NEW YORK (NYT NEWS SERVICE ).- When fashion enters the hallowed halls of an art institution, as a rule, it begins to fall victim to museumitis: the need to justify its presence in the temple of high culture by focusing almost entirely on its craft or conception. This is understandable, but the result can often seem a bit arid; clothes, after all, were made for people, and it is people that animate them. To separate the life of a garment from actual life can also sap it of emotion, and meaning.

Which is why viewing “In Pursuit of Fashion: The Sandy Schreier Collection,” currently at the Anna Wintour Costume Center of the Metropolitan Museum of Art until May 17, is such a pleasure. Anyone expecting a series of historical looks from the usual suspects might think again.
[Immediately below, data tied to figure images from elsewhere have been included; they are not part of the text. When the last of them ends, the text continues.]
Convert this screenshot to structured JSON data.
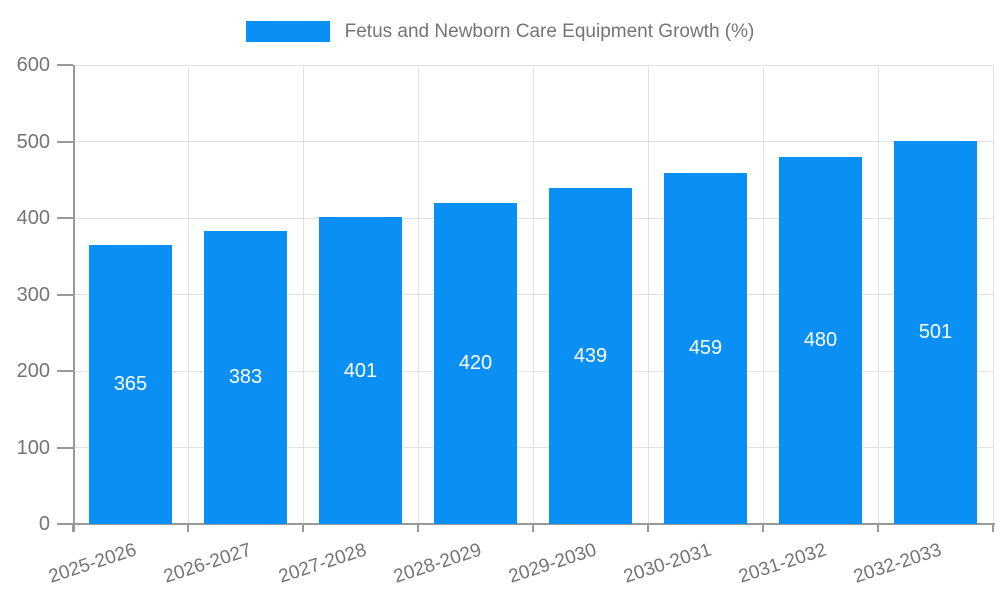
{
  "legend": {
    "label": "Fetus and Newborn Care Equipment Growth (%)"
  },
  "chart_data": {
    "type": "bar",
    "title": "Fetus and Newborn Care Equipment Growth (%)",
    "categories": [
      "2025-2026",
      "2026-2027",
      "2027-2028",
      "2028-2029",
      "2029-2030",
      "2030-2031",
      "2031-2032",
      "2032-2033"
    ],
    "values": [
      365,
      383,
      401,
      420,
      439,
      459,
      480,
      501
    ],
    "xlabel": "",
    "ylabel": "",
    "ylim": [
      0,
      600
    ],
    "yticks": [
      0,
      100,
      200,
      300,
      400,
      500,
      600
    ],
    "grid": true,
    "legend_position": "top-center",
    "x_label_rotation_deg": -18
  },
  "colors": {
    "bar": "#0a90f5",
    "axis": "#999999",
    "grid": "#e2e2e2",
    "text": "#757575",
    "value_text": "#ffffff"
  }
}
Featuring 80 pieces (clothing and accessories) from what the museum calls “one of the greatest private collections of 20th-century fashion,” most of which are from an extraordinary 165-piece bequest by Schreier to the Met for its 150th anniversary, the exhibition is, more than anything else, the reflection of one woman’s love affair with fashion.
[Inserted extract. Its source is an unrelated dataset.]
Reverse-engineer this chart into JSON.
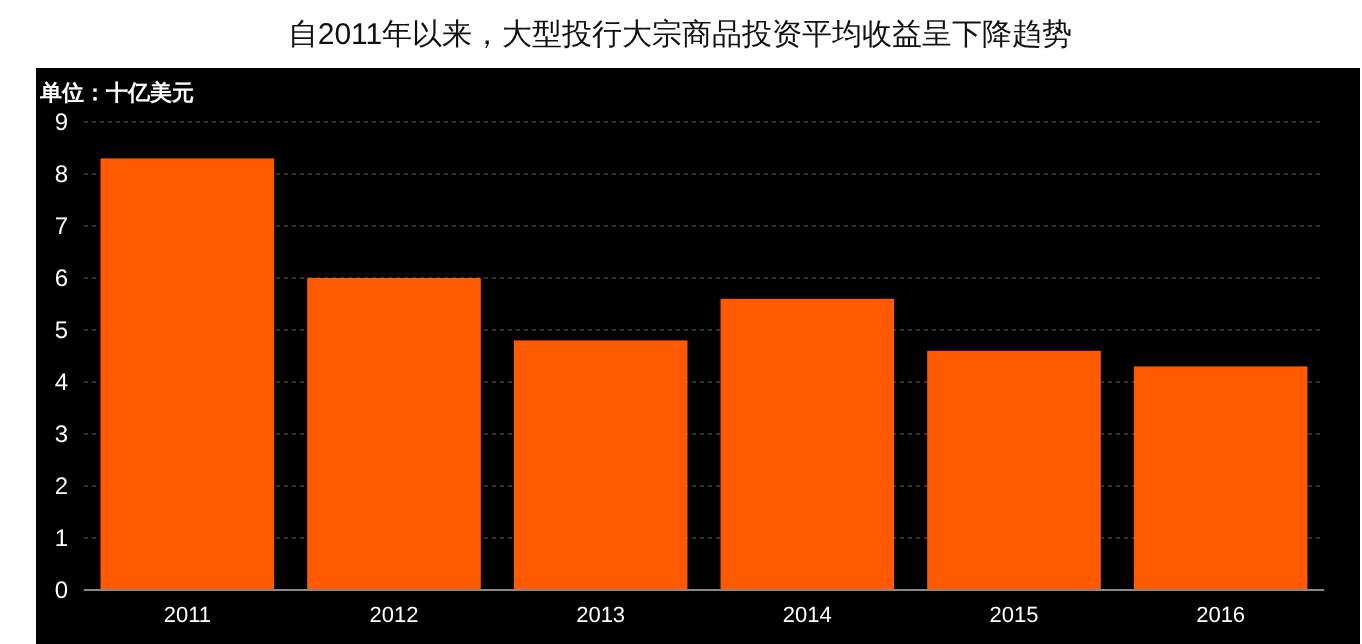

Not that Schreier, who grew up in Detroit, actually wore any of these clothes. But she adored them from the time she was 4 years old, and began flipping through the magazines at Russeks, the Detroit department store patronized by the great auto moguls’ wives, where her father ran the fur salon. Amused by the sight of a little girl obsessed with sparkly dresses, they took to sending her their castoff couture, and that became the kernel of a collection that now includes over 15,000 pieces.

That collection, and the part on view at the Met, contains all the major names, but what defines it more than anything else is Schreier’s own appreciation for pretty things. The pieces on display in two rooms stretch from the turn of the century through the 1950s and on to today, with a Campbell’s Soup Can dress from 1966-67 and some winking trompe l’oeil 1980s Chloé (plus two gorgeous 1970s Zandra Rhodes).

But hidden away between the Balenciagas and the Chanels, the Diors and the Adrians, are treasures by little-known or even unknown designers that are a delight to discover. The Madeleine & Madeleine evening gown, circa 1923, greets guests at the entrance to the show, for example, with its Egyptian-inspired scarab embroidery. And the 1913 Maison Margaine-Lacroix Art Nouveau satin gown, encrusted in jet, that glimmers with sequins. Three origin-unknown flapper dresses from the 1920s, beaded to within an inch of their glittering seams, matched only in their lavish surprise by three elaborately printed velvets of the same era — two capes and a column — by Maria Monaci Gallenga, so plush you can practically stroke the weft with your eyes. It is these less famous names whose impact lingers, in part because they are so unexpected.

And if Schreier hadn’t had that initial gut punch of desire for them, trumping pedigree, they might never have made it into her sartorial miscellany, and they wouldn’t now be part of the Met — or our own imaginations.